There are some cases where StrFormat() behaves differently from the specified behavior of std::printf(). Some cases that were undefined behavior under std::printf() are omitted from the discussion.

  • Locale is currently ignored. The comma separator flag ' has no effect.
  • Implicit promotion of integral types

    In std::printf(), all small integral types are promoted to int or unsigned on their way into the va_list, retaining their signedness. They are then demoted again by length modifiers (e.g. %hu), hopefully to the original type.

    In contrast, absl::StrFormat() will fully retain the argument type. When printing a signed integer with an unsigned conversion, like %x or %u, the value is not widened, but only converted to its unsigned equivalent, preserving its bitwise value. Printing a signed number with an unsigned format is dodgy in the first place. Formatting of negative values with an unsigned conversion yields undefined behavior in std::printf(), so divergence from printf-style output here should be acceptable.

  • Implicit promotion of float to double

    A float argument is implicitly converted to double by the C varargs convention.
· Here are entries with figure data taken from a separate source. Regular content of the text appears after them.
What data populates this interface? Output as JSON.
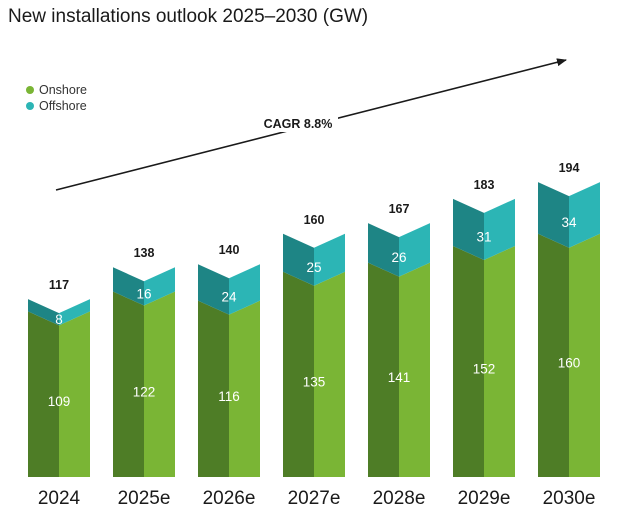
{
  "chart_data": {
    "type": "bar",
    "stacked": true,
    "title": "New installations outlook 2025–2030 (GW)",
    "categories": [
      "2024",
      "2025e",
      "2026e",
      "2027e",
      "2028e",
      "2029e",
      "2030e"
    ],
    "series": [
      {
        "name": "Onshore",
        "values": [
          109,
          122,
          116,
          135,
          141,
          152,
          160
        ],
        "color": "#7ab535"
      },
      {
        "name": "Offshore",
        "values": [
          8,
          16,
          24,
          25,
          26,
          31,
          34
        ],
        "color": "#2cb5b5"
      }
    ],
    "totals": [
      "117",
      "138",
      "140",
      "160",
      "167",
      "183",
      "194"
    ],
    "annotation": "CAGR 8.8%",
    "legend_position": "top-left"
  }
}
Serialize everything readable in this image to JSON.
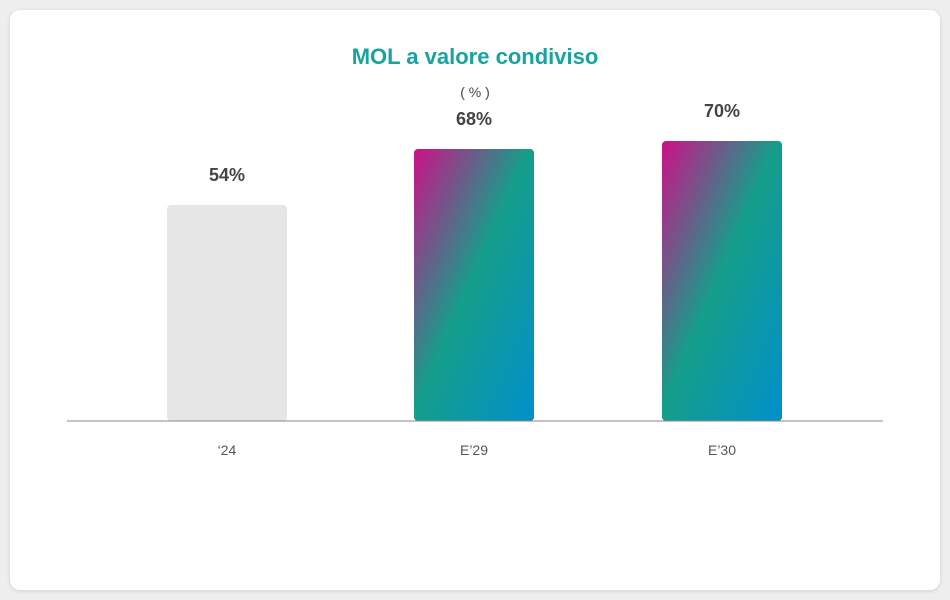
{
  "chart_data": {
    "type": "bar",
    "title": "MOL a valore condiviso",
    "subtitle": "( % )",
    "categories": [
      "‘24",
      "E’29",
      "E’30"
    ],
    "values": [
      54,
      68,
      70
    ],
    "value_labels": [
      "54%",
      "68%",
      "70%"
    ],
    "ylim": [
      0,
      100
    ],
    "grid": false,
    "colors": {
      "title": "#17a3a0",
      "actual_bar": "#e6e6e6",
      "gradient_start": "#cc1188",
      "gradient_mid": "#159e8a",
      "gradient_end": "#0090cc",
      "axis": "#888888"
    }
  }
}
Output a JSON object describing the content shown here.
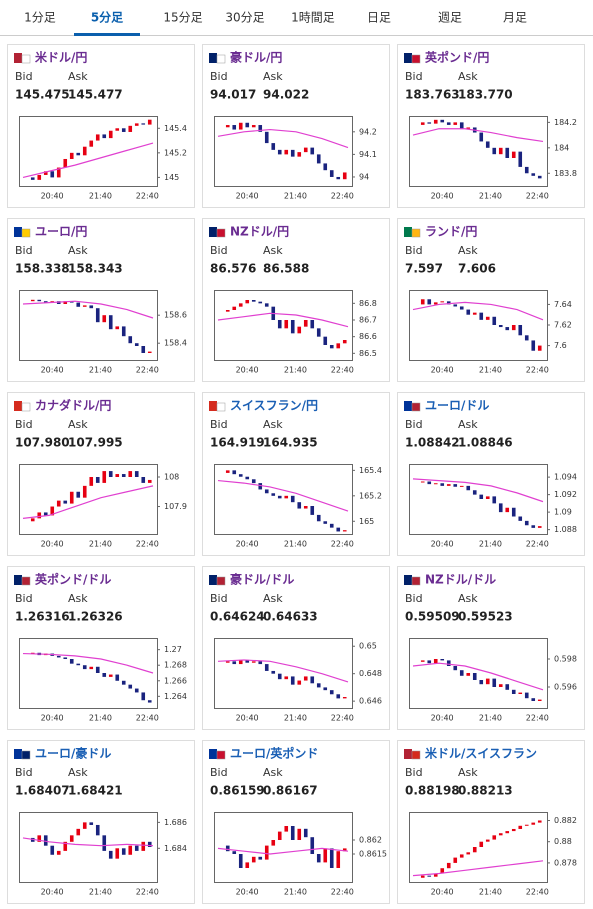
{
  "tabs": [
    "1分足",
    "5分足",
    "15分足",
    "30分足",
    "1時間足",
    "日足",
    "週足",
    "月足"
  ],
  "active_tab": 1,
  "labels": {
    "bid": "Bid",
    "ask": "Ask"
  },
  "time_labels": [
    "20:40",
    "21:40",
    "22:40"
  ],
  "cards": [
    {
      "pair": "米ドル/円",
      "color": "#6a2c91",
      "bid": "145.475",
      "ask": "145.477",
      "chart": {
        "type": "candlestick",
        "ylim": [
          144.93,
          145.5
        ],
        "yticks": [
          145.4,
          145.2,
          145
        ],
        "closes": [
          145.0,
          144.98,
          145.02,
          145.05,
          145.0,
          145.08,
          145.15,
          145.2,
          145.18,
          145.25,
          145.3,
          145.35,
          145.32,
          145.38,
          145.4,
          145.37,
          145.42,
          145.44,
          145.43,
          145.47
        ],
        "ma": [
          145.0,
          145.05,
          145.1,
          145.16,
          145.22,
          145.28
        ]
      }
    },
    {
      "pair": "豪ドル/円",
      "color": "#6a2c91",
      "bid": "94.017",
      "ask": "94.022",
      "chart": {
        "type": "candlestick",
        "ylim": [
          93.96,
          94.27
        ],
        "yticks": [
          94.2,
          94.1,
          94
        ],
        "closes": [
          94.22,
          94.23,
          94.21,
          94.24,
          94.22,
          94.23,
          94.2,
          94.15,
          94.12,
          94.1,
          94.12,
          94.09,
          94.11,
          94.13,
          94.1,
          94.06,
          94.03,
          94.0,
          93.99,
          94.02
        ],
        "ma": [
          94.18,
          94.2,
          94.21,
          94.2,
          94.17,
          94.13
        ]
      }
    },
    {
      "pair": "英ポンド/円",
      "color": "#6a2c91",
      "bid": "183.763",
      "ask": "183.770",
      "chart": {
        "type": "candlestick",
        "ylim": [
          183.7,
          184.25
        ],
        "yticks": [
          184.2,
          184,
          183.8
        ],
        "closes": [
          184.18,
          184.2,
          184.19,
          184.22,
          184.2,
          184.18,
          184.2,
          184.15,
          184.16,
          184.12,
          184.05,
          184.0,
          183.95,
          184.0,
          183.92,
          183.97,
          183.85,
          183.8,
          183.78,
          183.76
        ],
        "ma": [
          184.1,
          184.15,
          184.15,
          184.12,
          184.08,
          184.05
        ]
      }
    },
    {
      "pair": "ユーロ/円",
      "color": "#6a2c91",
      "bid": "158.338",
      "ask": "158.343",
      "chart": {
        "type": "candlestick",
        "ylim": [
          158.28,
          158.78
        ],
        "yticks": [
          158.6,
          158.4
        ],
        "closes": [
          158.7,
          158.71,
          158.7,
          158.69,
          158.7,
          158.68,
          158.7,
          158.69,
          158.66,
          158.67,
          158.65,
          158.55,
          158.6,
          158.5,
          158.52,
          158.45,
          158.4,
          158.38,
          158.33,
          158.34
        ],
        "ma": [
          158.68,
          158.69,
          158.7,
          158.68,
          158.64,
          158.58
        ]
      }
    },
    {
      "pair": "NZドル/円",
      "color": "#6a2c91",
      "bid": "86.576",
      "ask": "86.588",
      "chart": {
        "type": "candlestick",
        "ylim": [
          86.46,
          86.88
        ],
        "yticks": [
          86.8,
          86.7,
          86.6,
          86.5
        ],
        "closes": [
          86.75,
          86.76,
          86.78,
          86.8,
          86.82,
          86.81,
          86.8,
          86.78,
          86.7,
          86.65,
          86.7,
          86.62,
          86.66,
          86.7,
          86.65,
          86.6,
          86.55,
          86.53,
          86.56,
          86.58
        ],
        "ma": [
          86.7,
          86.72,
          86.74,
          86.73,
          86.7,
          86.66
        ]
      }
    },
    {
      "pair": "ランド/円",
      "color": "#6a2c91",
      "bid": "7.597",
      "ask": "7.606",
      "chart": {
        "type": "candlestick",
        "ylim": [
          7.586,
          7.654
        ],
        "yticks": [
          7.64,
          7.62,
          7.6
        ],
        "closes": [
          7.64,
          7.645,
          7.64,
          7.642,
          7.643,
          7.64,
          7.638,
          7.635,
          7.63,
          7.632,
          7.625,
          7.628,
          7.62,
          7.618,
          7.615,
          7.62,
          7.61,
          7.605,
          7.595,
          7.6
        ],
        "ma": [
          7.635,
          7.64,
          7.642,
          7.64,
          7.635,
          7.625
        ]
      }
    },
    {
      "pair": "カナダドル/円",
      "color": "#6a2c91",
      "bid": "107.980",
      "ask": "107.995",
      "chart": {
        "type": "candlestick",
        "ylim": [
          107.807,
          108.044
        ],
        "yticks": [
          108,
          107.9
        ],
        "closes": [
          107.85,
          107.86,
          107.88,
          107.87,
          107.9,
          107.92,
          107.91,
          107.95,
          107.93,
          107.97,
          108.0,
          107.98,
          108.02,
          108.0,
          108.01,
          108.0,
          108.02,
          108.0,
          107.98,
          107.99
        ],
        "ma": [
          107.86,
          107.87,
          107.9,
          107.93,
          107.95,
          107.97
        ]
      }
    },
    {
      "pair": "スイスフラン/円",
      "color": "#1a5fb4",
      "bid": "164.919",
      "ask": "164.935",
      "chart": {
        "type": "candlestick",
        "ylim": [
          164.9,
          165.45
        ],
        "yticks": [
          165.4,
          165.2,
          165
        ],
        "closes": [
          165.38,
          165.4,
          165.37,
          165.35,
          165.33,
          165.3,
          165.25,
          165.22,
          165.2,
          165.18,
          165.2,
          165.15,
          165.1,
          165.12,
          165.05,
          165.0,
          164.98,
          164.95,
          164.92,
          164.93
        ],
        "ma": [
          165.32,
          165.3,
          165.27,
          165.22,
          165.15,
          165.08
        ]
      }
    },
    {
      "pair": "ユーロ/ドル",
      "color": "#1a5fb4",
      "bid": "1.08842",
      "ask": "1.08846",
      "chart": {
        "type": "candlestick",
        "ylim": [
          1.0875,
          1.0955
        ],
        "yticks": [
          1.094,
          1.092,
          1.09,
          1.088
        ],
        "closes": [
          1.0935,
          1.0935,
          1.0932,
          1.0933,
          1.093,
          1.0932,
          1.0929,
          1.093,
          1.0925,
          1.092,
          1.0915,
          1.0918,
          1.091,
          1.09,
          1.0905,
          1.0895,
          1.089,
          1.0885,
          1.0882,
          1.0884
        ],
        "ma": [
          1.0938,
          1.0936,
          1.0934,
          1.093,
          1.0922,
          1.0912
        ]
      }
    },
    {
      "pair": "英ポンド/ドル",
      "color": "#6a2c91",
      "bid": "1.26316",
      "ask": "1.26326",
      "chart": {
        "type": "candlestick",
        "ylim": [
          1.2625,
          1.2715
        ],
        "yticks": [
          1.27,
          1.268,
          1.266,
          1.264
        ],
        "closes": [
          1.2695,
          1.2696,
          1.2693,
          1.2695,
          1.2692,
          1.269,
          1.2688,
          1.2682,
          1.268,
          1.2675,
          1.2678,
          1.267,
          1.2665,
          1.2668,
          1.266,
          1.2655,
          1.265,
          1.2645,
          1.2635,
          1.2632
        ],
        "ma": [
          1.2695,
          1.2694,
          1.2692,
          1.2688,
          1.268,
          1.267
        ]
      }
    },
    {
      "pair": "豪ドル/ドル",
      "color": "#6a2c91",
      "bid": "0.64624",
      "ask": "0.64633",
      "chart": {
        "type": "candlestick",
        "ylim": [
          0.6455,
          0.6506
        ],
        "yticks": [
          0.65,
          0.648,
          0.646
        ],
        "closes": [
          0.6488,
          0.6489,
          0.6487,
          0.649,
          0.6488,
          0.6489,
          0.6487,
          0.6482,
          0.648,
          0.6476,
          0.6478,
          0.6472,
          0.6475,
          0.6478,
          0.6473,
          0.647,
          0.6468,
          0.6465,
          0.6462,
          0.6463
        ],
        "ma": [
          0.6489,
          0.649,
          0.6489,
          0.6485,
          0.648,
          0.6474
        ]
      }
    },
    {
      "pair": "NZドル/ドル",
      "color": "#6a2c91",
      "bid": "0.59509",
      "ask": "0.59523",
      "chart": {
        "type": "candlestick",
        "ylim": [
          0.5945,
          0.5995
        ],
        "yticks": [
          0.598,
          0.596
        ],
        "closes": [
          0.5978,
          0.5979,
          0.5977,
          0.598,
          0.5979,
          0.5975,
          0.5972,
          0.5968,
          0.597,
          0.5965,
          0.5962,
          0.5966,
          0.596,
          0.5962,
          0.5958,
          0.5955,
          0.5956,
          0.5952,
          0.595,
          0.5951
        ],
        "ma": [
          0.5975,
          0.5977,
          0.5975,
          0.597,
          0.5964,
          0.5958
        ]
      }
    },
    {
      "pair": "ユーロ/豪ドル",
      "color": "#1a5fb4",
      "bid": "1.68407",
      "ask": "1.68421",
      "chart": {
        "type": "candlestick",
        "ylim": [
          1.6814,
          1.6868
        ],
        "yticks": [
          1.686,
          1.684
        ],
        "closes": [
          1.6848,
          1.6845,
          1.685,
          1.6842,
          1.6835,
          1.6838,
          1.6845,
          1.685,
          1.6855,
          1.686,
          1.6858,
          1.685,
          1.6838,
          1.6832,
          1.684,
          1.6835,
          1.6842,
          1.6838,
          1.6845,
          1.6841
        ],
        "ma": [
          1.6848,
          1.6845,
          1.6843,
          1.6842,
          1.6843,
          1.6842
        ]
      }
    },
    {
      "pair": "ユーロ/英ポンド",
      "color": "#1a5fb4",
      "bid": "0.86159",
      "ask": "0.86167",
      "chart": {
        "type": "candlestick",
        "ylim": [
          0.8605,
          0.863
        ],
        "yticks": [
          0.862,
          0.8615
        ],
        "closes": [
          0.8618,
          0.8616,
          0.8615,
          0.861,
          0.8612,
          0.8614,
          0.8613,
          0.8618,
          0.862,
          0.8623,
          0.8625,
          0.862,
          0.8624,
          0.8621,
          0.8615,
          0.8612,
          0.8617,
          0.861,
          0.8616,
          0.8617
        ],
        "ma": [
          0.8617,
          0.8616,
          0.8615,
          0.8616,
          0.8617,
          0.8616
        ]
      }
    },
    {
      "pair": "米ドル/スイスフラン",
      "color": "#1a5fb4",
      "bid": "0.88198",
      "ask": "0.88213",
      "chart": {
        "type": "candlestick",
        "ylim": [
          0.8762,
          0.8828
        ],
        "yticks": [
          0.882,
          0.88,
          0.878
        ],
        "closes": [
          0.8766,
          0.8768,
          0.8767,
          0.877,
          0.8775,
          0.878,
          0.8785,
          0.8788,
          0.879,
          0.8795,
          0.88,
          0.8802,
          0.8806,
          0.8808,
          0.881,
          0.8812,
          0.8815,
          0.8816,
          0.8818,
          0.882
        ],
        "ma": [
          0.8768,
          0.877,
          0.8773,
          0.8776,
          0.8779,
          0.8782
        ]
      }
    }
  ]
}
This does not happen in absl::StrFormat(), but as long as every float value can be held in a double (this is the case), there should be no noticeable effect.

Implementation Simplicity

The implementation of absl::StrFormat() is modular and composed. Its components are individually tested and reusable.

  • The implementation of vfprintf.c (the engine for printf-formatting) is usually pretty tough reading. In C, an implementation cannot depend on inlining or template functions, so there’s a lot of repetition and gotos, sometimes abstracted with macros.

  • The GLIBC implementation relies heavily on macros, and is a 2000-line function.

  • The FreeBSD implementation is much cleaner, but is more limited in functionality and still 700 lines long.

We have several systems that have a printf-like vararg API for logging. The building blocks of absl::StrFormat() are reusable in such contexts. A public interface explicitly supports callers who have specialized FormatArg objects, format strings, and data sinks.

As an extension, absl::Format() can append to objects other than strings, allowing them to use a domain-appropriate buffering or reallocation strategy as the formatting progresses.

Simple hooks can be written to support efficient printing to any data sink.

Errors

The str_format library contains a family of functions. While absl::StrFormat() returns a string (and is analagous to std::sprintf()), absl::PrintF() provides std::printf() type behavior and can return errors. In debug builds, we can log or die when a format doesn’t exactly match its input parameter types. Other variants can have better error handling. Variants of the absl::StrFormat() entry points can be developed to produce better error handling.

References

  1. The POSIX printf spec.
  2. The boost::format library, streams-based, not exactly POSIX compliant. Some fancy extensions, doesn’t support arg-specified width or precision. Also very slow at about 5x slower than raw streams.
  3. A proposal for std::putf, a streams-based printf that’s exactly POSIX compliant. Interesting. Only about 2x slower than raw streams.
  4. mknejp’s shot at compile-time parsed std;: iostream formats.
  5. SafeSprintf: Supports only int, uint, string, pointer. Part of Chromium. Ignores width specs. Async safe.
  6. Miro Knejp’s simpler library in response to std::putf, features precompilation.
  7. Facebook Folly includes a Format library using Python-style syntax.

Notes:

NOTE: “How to Print Floating-Point Numbers Accurately” by Guy L. Steele, Jr. and Jon L. White [Proc. ACM SIGPLAN ‘90, pp. 112-126].